Captain Katrina Mumaw (born c. 1983 in Lancaster, California), is a United States Air Force Academy graduate and accomplished pilot who holds several records in aviation. On July 12, 1994, at the age of eleven, Mumaw became the youngest person to pilot a Russian MIG-29 fighter jet and also the youngest to break the sound barrier. Because of this media dubbed her "the world's fastest kid" during her youth.

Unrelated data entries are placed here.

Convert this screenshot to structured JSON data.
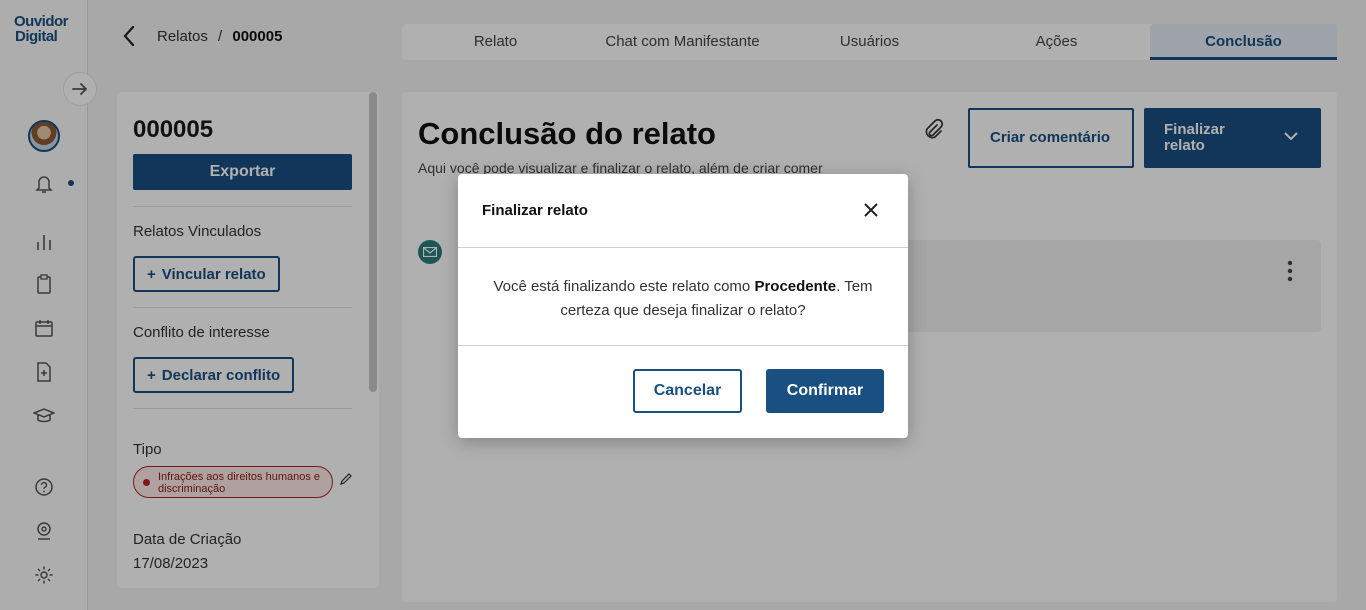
{
  "app": {
    "logo_line1": "Ouvidor",
    "logo_line2": "Digital"
  },
  "rail": {
    "icons": [
      "expand-arrow-icon",
      "bell-icon",
      "chart-icon",
      "clipboard-icon",
      "calendar-icon",
      "file-plus-icon",
      "graduation-cap-icon",
      "help-icon",
      "webcam-icon",
      "settings-icon"
    ]
  },
  "breadcrumb": {
    "parent": "Relatos",
    "separator": "/",
    "current": "000005"
  },
  "tabs": [
    {
      "label": "Relato"
    },
    {
      "label": "Chat com Manifestante"
    },
    {
      "label": "Usuários"
    },
    {
      "label": "Ações"
    },
    {
      "label": "Conclusão"
    }
  ],
  "sidebar": {
    "id": "000005",
    "export_label": "Exportar",
    "linked_title": "Relatos Vinculados",
    "link_button": "Vincular relato",
    "conflict_title": "Conflito de interesse",
    "conflict_button": "Declarar conflito",
    "type_title": "Tipo",
    "type_tag": "Infrações aos direitos humanos e discriminação",
    "created_title": "Data de Criação",
    "created_value": "17/08/2023"
  },
  "main": {
    "title": "Conclusão do relato",
    "description": "Aqui você pode visualizar e finalizar o relato, além de criar comer",
    "comment_button": "Criar comentário",
    "finalize_button": "Finalizar relato"
  },
  "modal": {
    "title": "Finalizar relato",
    "message_prefix": "Você está finalizando este relato como ",
    "message_emphasis": "Procedente",
    "message_suffix": ". Tem certeza que deseja finalizar o relato?",
    "cancel_label": "Cancelar",
    "confirm_label": "Confirmar"
  },
  "colors": {
    "primary": "#1a4f82",
    "tag_border": "#b3261e",
    "mail_icon": "#2a7d7b"
  }
}
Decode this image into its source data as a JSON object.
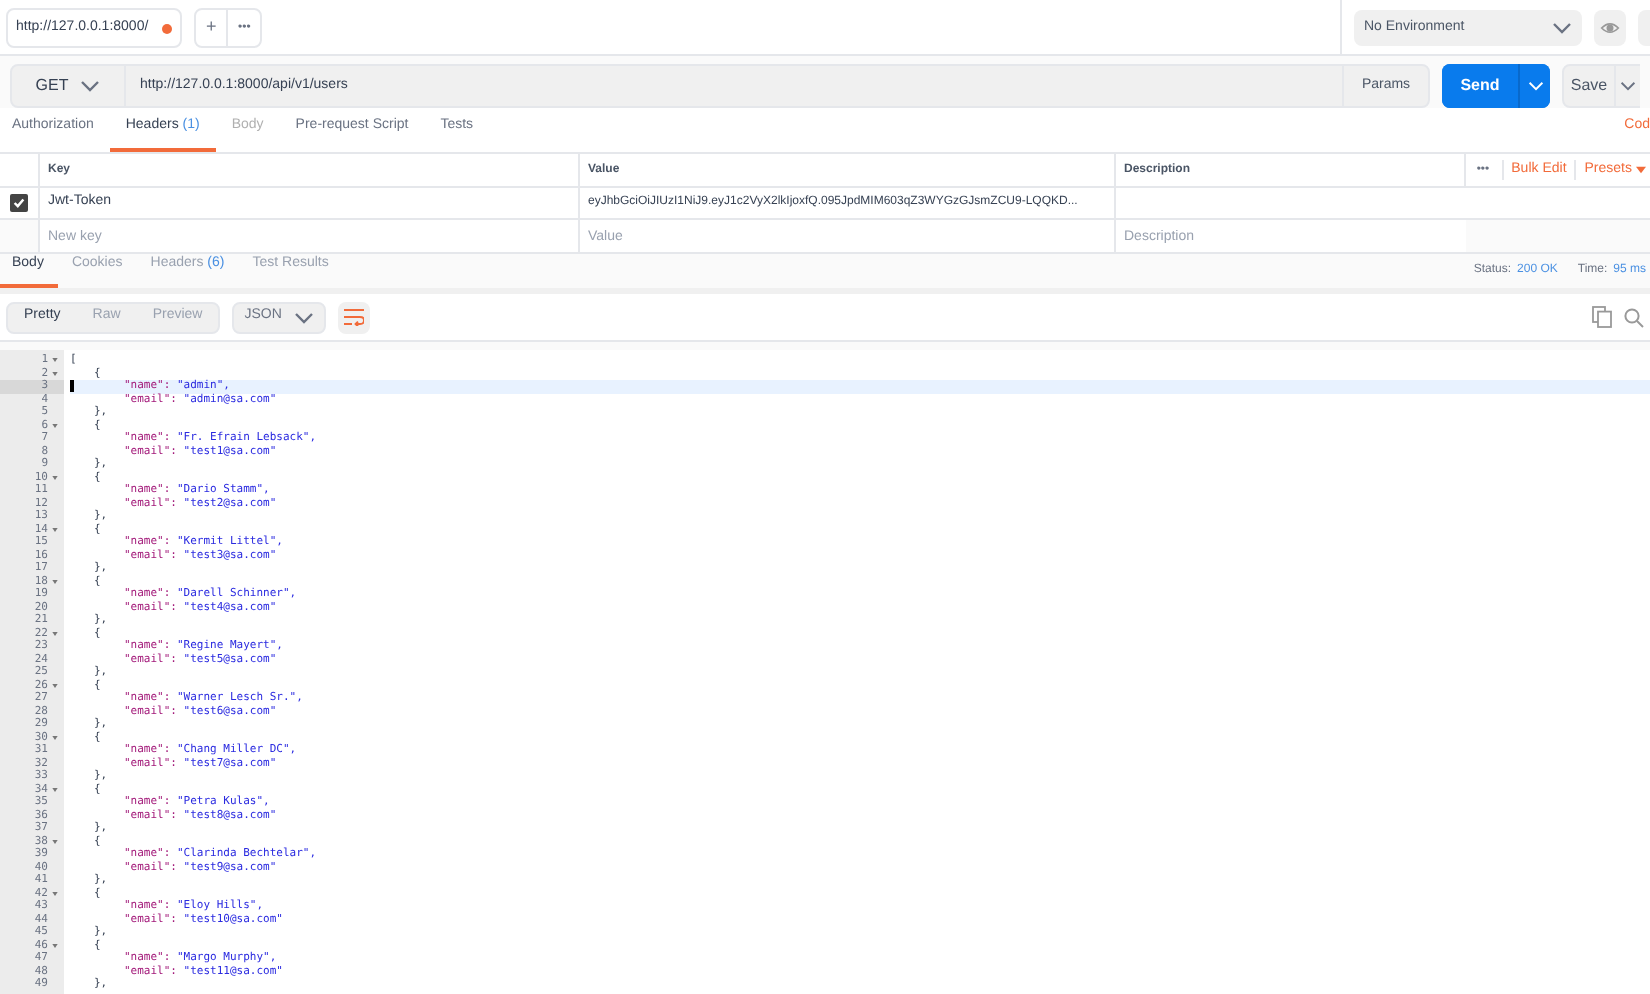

==Early life and education==
She was always
interested in becoming a pilot when she met Jeana Yeager and Dick Rutan at the age of three after one of their last test flights of the Rutan Voyager, the first plane to fly nonstop around the world without refueling. Her first flight as a passenger occurred when she was 5 and when she became aware of the Air Force Academy, she was determined to study there and although her admittance was delayed by a dental malocclusion she was eventually accepted. She graduated from the academy on May 31, 2006, with a bachelor's degree in behavioral science-human factors engineering.

==Career and records==
Mumaw first started piloting by competing in mock aerial combat at the age of eight and she held the record for the most victories in mock dogfights. She was also the youngest person to pilot a BD-10 (a prototype of the aircraft seen in the James Bond movie Octopussy) in 1993.
On July 12, 1994, at the age of 11, Mumaw became the youngest person to fly a Mig-29 jet fighter and break the sound barrier with it. She first flew an Aero L-39 Albatros together with her instructor Vladimir Danilenko to prove she'd be able to handle the MIG safely. She satisfied the instructor and subsequently flew the MIG-29UB two-seat trainer to a speed of Mach 1.3 (940 mph). After that, she celebrated by performing a series of military-style maneuvers and aerobatics.

Because of her records, Mumaw has appeared in print publications and television programs including Sports Illustrated and Ripley's Believe it or Not!.

She is also an author of a paper on human performance titled: "PC-based Desktop Display versus Immersive Head-mounted Display Flight Simulator Performance".